There is one second hypothesis that I could not formulate otherwise than privately and which would require that I consult my lawyer beforehand, it is that the last isolates resist until initiating a kind of reconquest undoubtedly different from the Spanish but taking as its starting point the same reasons. This will be a perilous story to write about. It is not me who will be charged with this, as I have already done my bit. Its author has probably not yet been born, but this book will see the light of day at the appointed time, I am sure!
What I cannot understand and which plunges me into an abyss of sorry perplexity, is why and how so many informed Frenchmen and so many French politicians contribute knowingly, methodically — I don’t care to say cynically — with the certain immolation of France (let us avoid the qualifier of eternal which disgusts the beautiful consciences) on the altar of an aggravated utopian humanism.
I ask myself the same question in connection with all these omnipresent associations of rights to this, rights to that, and all these leagues, these think tanks, these subsidized headquarters, these networks of manipulators insinuated into all the wheels of State (political education, judiciary, parties, trade unions, etc.), these innumerable petitioners, these correctly consensual media and all these “clever” folks who day after day and with impunity inoculate their anaesthetic substance into the still healthy body of the French nation.
Even if I can, at a pinch, credit them on the one hand with sincerity, it sometimes saddens me to admit that they are my countrymen.
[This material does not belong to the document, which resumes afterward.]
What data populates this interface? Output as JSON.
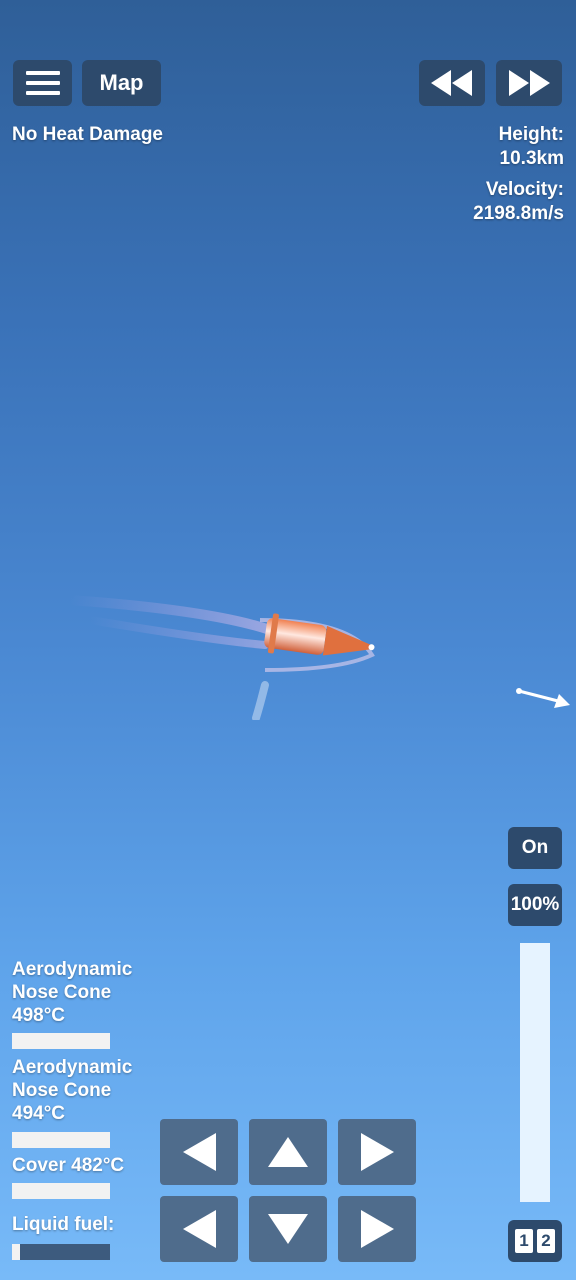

I feel the sting of the renegade word, but there is another explanation: they confuse France with the Republic. “Republican values” have deteriorated ad infinitum; one knows it fully, but never with reference to France. However, France is from the outset a country of [common] blood. On the other hand, the Republic, which is only one shape of government, is synonymous for them with ideology, ideology with a capital “I,” the major ideology. It seems to me, to some extent, that they betray the first for the second.
Among the flood of references which I accumulate in thick files in support of this assessment, here is one which under the [deceptive] appearance of a good child illuminates the extent of the damage well. It is drawn from a speech by Laurent Fabius to the socialist congress of Dijon, 17th May 2003: “When the Marianne [statue of Liberty] on our town halls takes the beautiful face of a young immigrant Frenchwoman, this day France will have crossed a line while bringing alive fully the values of the Republic…”
Since we are left with quotations, here are two to conclude: “No amount of atomic bombs will be able to dam up the tidal wave comprising human beings in their millions which one day will leave the southernmost and poor part of the world, to erupt the relatively open spaces of the wealthy northern hemisphere, in search of survival.” (President Boumediene, March 1974).
And this one, drawn from the 20th chapter of Revelation: “The thousand years is expired. Those are what departs the nations which are at the four corners of the Earth and which are equal in number to the sand of the sea. They will go forth in expedition across the surface of the Earth, they will surround the camp of the saints and the beloved city.”